Document Type : Research Paper


Department of Arid and Mountainous Regions Reclamation, Faculty of Natural Resources, University of Tehran, Karaj, Iran


Various statistical techniques have been used for species distribution modeling that attempt to predict the occurrence of a given species with respect to environmental conditions. The current study was conducted to compare the performance of three regression-based models (multivariate adaptive regression splines, generalized additive models, and generalized linear models) with three machine-learning algorithms (random forest, artificial neural networks, and generalized boosted models). Also in this study, three sets of explanatory variables (climate-only, topography-only and combined topography-climate) for each species (i.e.

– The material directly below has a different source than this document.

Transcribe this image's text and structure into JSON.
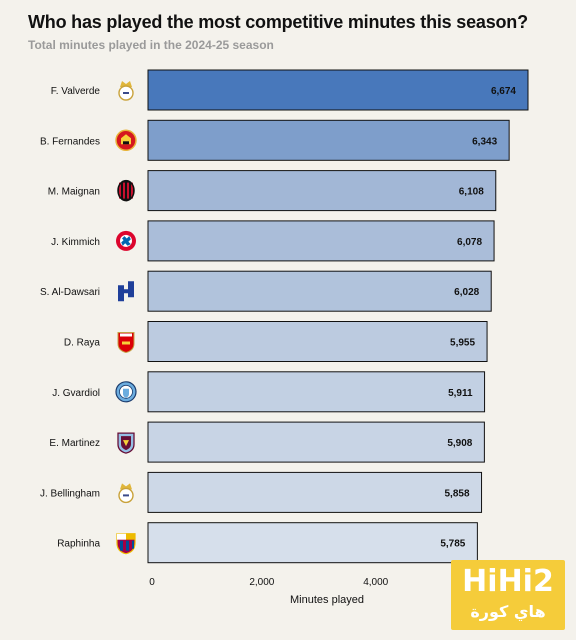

Achillea millefolium, Festuca rupicola, and Centaurea jacea) were quantified and the effect of the interaction of the predictor variables with the modeling approaches on determining the accuracy of the predictions was tested. Model accuracy was evaluated using the area under the curve (AUC) of the receiver operating characteristics and true skill statistics (TSS). It was found that regression-based approaches, especially generalized additive model, performed better than those of machine-learning. The results showed that the topography-climate variables were the most important for mapping potentially suitable habitats of target species. The response curves associated with these variables indicate that there are ecological thresholds for favorable growth of all plant species studied.